Produk yang dilayaninya tabungan Wadiah, Mudharabah, dan Deposito Mudharabah serta pada sektor pembiayaan Murabahah, Musyarakah, Multijasa dan Qord.
Capaian lembaga perbankan ini pada tahun 2018 telah berhasil membubukan pendapatan bersih Rp Rp 69.291.790.140 dan tahun 2019 meningkat menjadi Rp 79.565.898.550. Ssementara capaian laba bersihnya di tahun 2018 sebesar Rp 32 miliar dan tahun 201 meningkat jadi Rp 35 miliar.
Sementara tingkat kesehatan lembaga perbankan ini sangatlah sehat sekali, hal ini dapat terlihat dengan berbagai capaian yang sangat kinclong. CAR 2017 032%,2018 028%, 2019 038%, ROA 2017 008%, 2018 009%, 2019 009%, ROE 2017 031%, 2018 029%, 2019 029%, NPF 2017 004%, 2018 006%, 2019 005%, CR 2017 011%, 2018 032%, 2019 059%, BOPO 2017 056%, 2018 060%, 2019 063%, KAP 2017 098%, 2018 096%, 2019 096%, Sementara itu FDR 2017 109%, 2018 099%, 2019 124%.
Dalam penjurian Top BUMD 2020 yang digelar oleh majalah bergensi nasional, TopBusiness, Direktur Utama PT BPRS Lampung Timur, Tonny Adryansah mengungkapkan di hadapan para dewan juri melalui teleconference antara Lampung dengan Jakarta.
“Kedepannya kami akan meningkatkan kapasitas pembiayaan di Kabupaten Lampung Timur.
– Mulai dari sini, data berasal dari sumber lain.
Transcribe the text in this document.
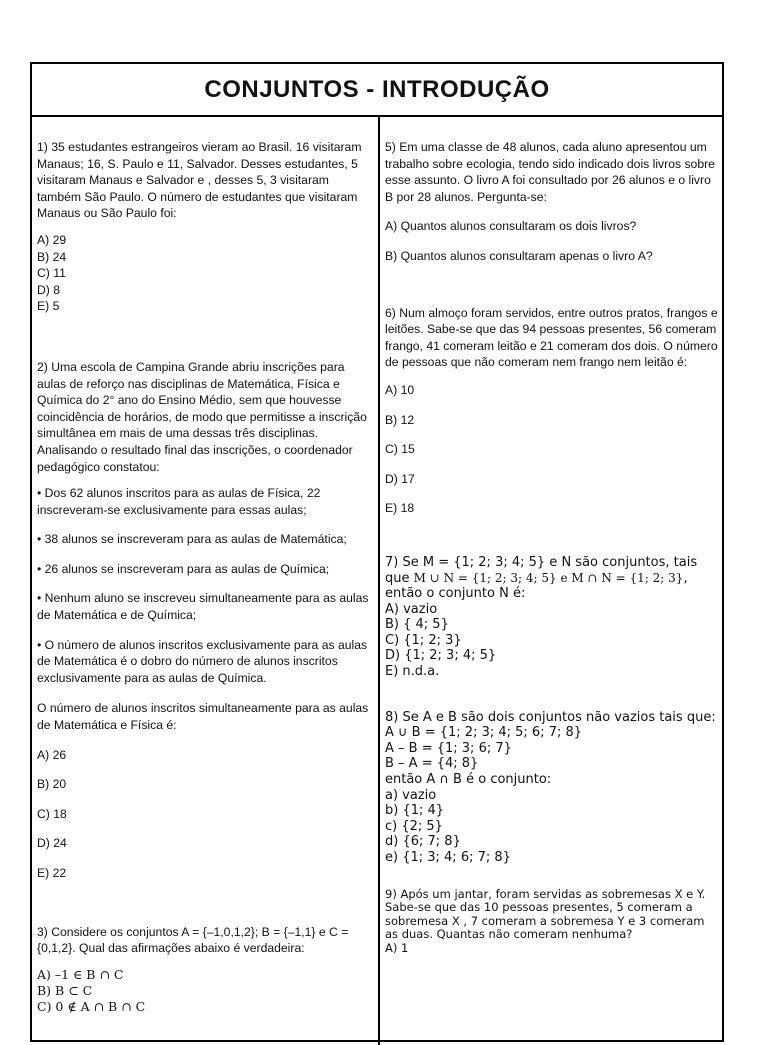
CONJUNTOS - INTRODUÇÃO

1) 35 estudantes estrangeiros vieram ao Brasil. 16 visitaram Manaus; 16, S. Paulo e 11, Salvador. Desses estudantes, 5 visitaram Manaus e Salvador e , desses 5, 3 visitaram também São Paulo. O número de estudantes que visitaram Manaus ou São Paulo foi:

A) 29
B) 24
C) 11
D) 8
E) 5

2) Uma escola de Campina Grande abriu inscrições para aulas de reforço nas disciplinas de Matemática, Física e Química do 2° ano do Ensino Médio, sem que houvesse coincidência de horários, de modo que permitisse a inscrição simultânea em mais de uma dessas três disciplinas. Analisando o resultado final das inscrições, o coordenador pedagógico constatou:

• Dos 62 alunos inscritos para as aulas de Física, 22 inscreveram-se exclusivamente para essas aulas;
• 38 alunos se inscreveram para as aulas de Matemática;
• 26 alunos se inscreveram para as aulas de Química;
• Nenhum aluno se inscreveu simultaneamente para as aulas de Matemática e de Química;
• O número de alunos inscritos exclusivamente para as aulas de Matemática é o dobro do número de alunos inscritos exclusivamente para as aulas de Química.
O número de alunos inscritos simultaneamente para as aulas de Matemática e Física é:
A) 26
B) 20
C) 18
D) 24
E) 22

3) Considere os conjuntos A = {–1,0,1,2}; B = {–1,1} e C = {0,1,2}. Qual das afirmações abaixo é verdadeira:

A) –1 ∈ B ∩ C
B) B ⊂ C
C) 0 ∉ A ∩ B ∩ C

5) Em uma classe de 48 alunos, cada aluno apresentou um trabalho sobre ecologia, tendo sido indicado dois livros sobre esse assunto. O livro A foi consultado por 26 alunos e o livro B por 28 alunos. Pergunta-se:

A) Quantos alunos consultaram os dois livros?

B) Quantos alunos consultaram apenas o livro A?

6) Num almoço foram servidos, entre outros pratos, frangos e leitões. Sabe-se que das 94 pessoas presentes, 56 comeram frango, 41 comeram leitão e 21 comeram dos dois. O número de pessoas que não comeram nem frango nem leitão é:

A) 10
B) 12
C) 15
D) 17
E) 18

7) Se M = {1; 2; 3; 4; 5} e N são conjuntos, tais que M ∪ N = {1; 2; 3; 4; 5} e M ∩ N = {1; 2; 3}, então o conjunto N é:

A) vazio
B) { 4; 5}
C) {1; 2; 3}
D) {1; 2; 3; 4; 5}
E) n.d.a.

8) Se A e B são dois conjuntos não vazios tais que:

A ∪ B = {1; 2; 3; 4; 5; 6; 7; 8}
A – B = {1; 3; 6; 7}
B – A = {4; 8}
então A ∩ B é o conjunto:
a) vazio
b) {1; 4}
c) {2; 5}
d) {6; 7; 8}
e) {1; 3; 4; 6; 7; 8}

9) Após um jantar, foram servidas as sobremesas X e Y. Sabe-se que das 10 pessoas presentes, 5 comeram a sobremesa X , 7 comeram a sobremesa Y e 3 comeram as duas. Quantas não comeram nenhuma?

A) 1
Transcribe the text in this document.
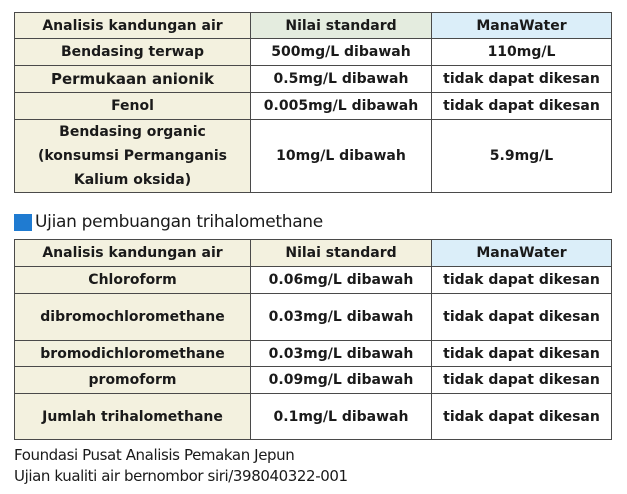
Analisis kandungan air	Nilai standard	ManaWater
Bendasing terwap	500mg/L dibawah	110mg/L
Permukaan anionik	0.5mg/L dibawah	tidak dapat dikesan
Fenol	0.005mg/L dibawah	tidak dapat dikesan

Bendasing organic
(konsumsi Permanganis
Kalium oksida)	10mg/L dibawah	5.9mg/L
Ujian pembuangan trihalomethane
Analisis kandungan air	Nilai standard	ManaWater
Chloroform	0.06mg/L dibawah	tidak dapat dikesan
dibromochloromethane	0.03mg/L dibawah	tidak dapat dikesan
bromodichloromethane	0.03mg/L dibawah	tidak dapat dikesan
promoform	0.09mg/L dibawah	tidak dapat dikesan
Jumlah trihalomethane	0.1mg/L dibawah	tidak dapat dikesan
Foundasi Pusat Analisis Pemakan Jepun
Ujian kualiti air bernombor siri/398040322-001
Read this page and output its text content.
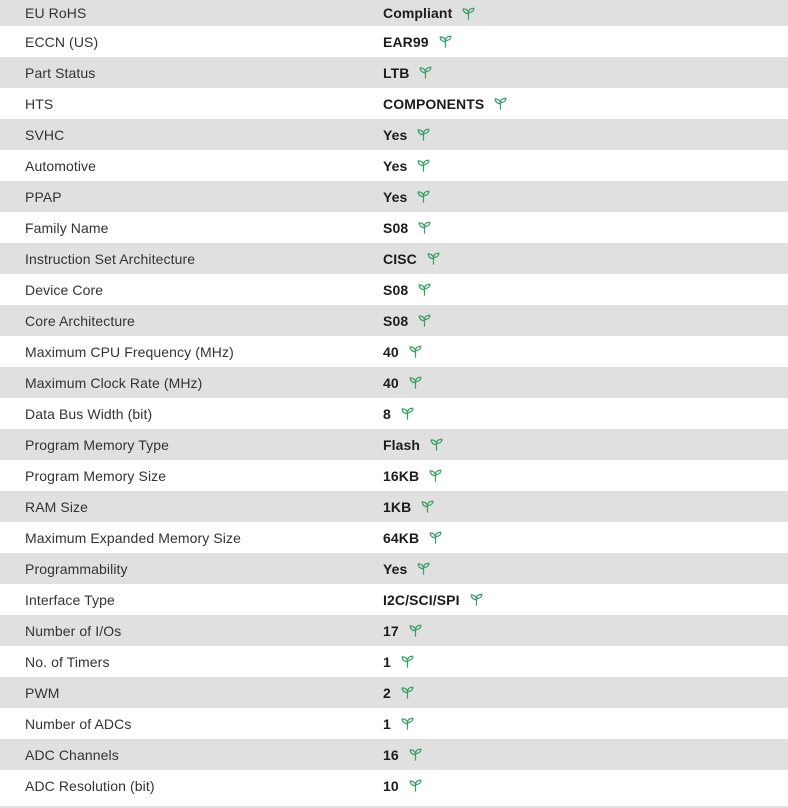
EU RoHS	Compliant
ECCN (US)	EAR99
Part Status	LTB
HTS	COMPONENTS
SVHC	Yes
Automotive	Yes
PPAP	Yes
Family Name	S08
Instruction Set Architecture	CISC
Device Core	S08
Core Architecture	S08
Maximum CPU Frequency (MHz)	40
Maximum Clock Rate (MHz)	40
Data Bus Width (bit)	8
Program Memory Type	Flash
Program Memory Size	16KB
RAM Size	1KB
Maximum Expanded Memory Size	64KB
Programmability	Yes
Interface Type	I2C/SCI/SPI
Number of I/Os	17
No. of Timers	1
PWM	2
Number of ADCs	1
ADC Channels	16
ADC Resolution (bit)	10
Serta juga kami melakukan berbagai inovasi agar masyarakat akan semakin terlayani dengan perekonomian islami pula. Kami akan tingkatkan pembiayaan pada sector produktif sebesar 5% pada sektor Usaha Mikro dan kecil (UMKM),” ujar Tonny.
Bank Syariah Lampung Timur juga akan memperluas layanan kepada seluruh konsumen dengan perluasan jaringan kantor dan penambahan produk baru. “Kami akan melakukan pembukaan kantor cabang atau kas. Melakukan inovasi produk baru, pembiayaan Talangan Haji dan Umroh,tentunya kami juga memberikan rangsangan Tabungan dengan Undian Umroh,” kata dia.
Untuk meningkatkan pelayanan, Bank Syariah Lampung Timurjuga melakukan inovasi Teknologi dengan penggunaan EDC untuk Collecting Tabungan. “Kami juga meminta pemegang saham dan stake holder agar bisa menjadikan lembaga pembiyaan ini menjadi perhatian besar stake holders. Mendorong Pemda agar tunjangan kinerja, sertifikasi guru dan dana desa dapat disalurkan melalui BPRS Mewajibkan ASN untuk menabung di BPRS (tabungan pensiun),” tegas tonny.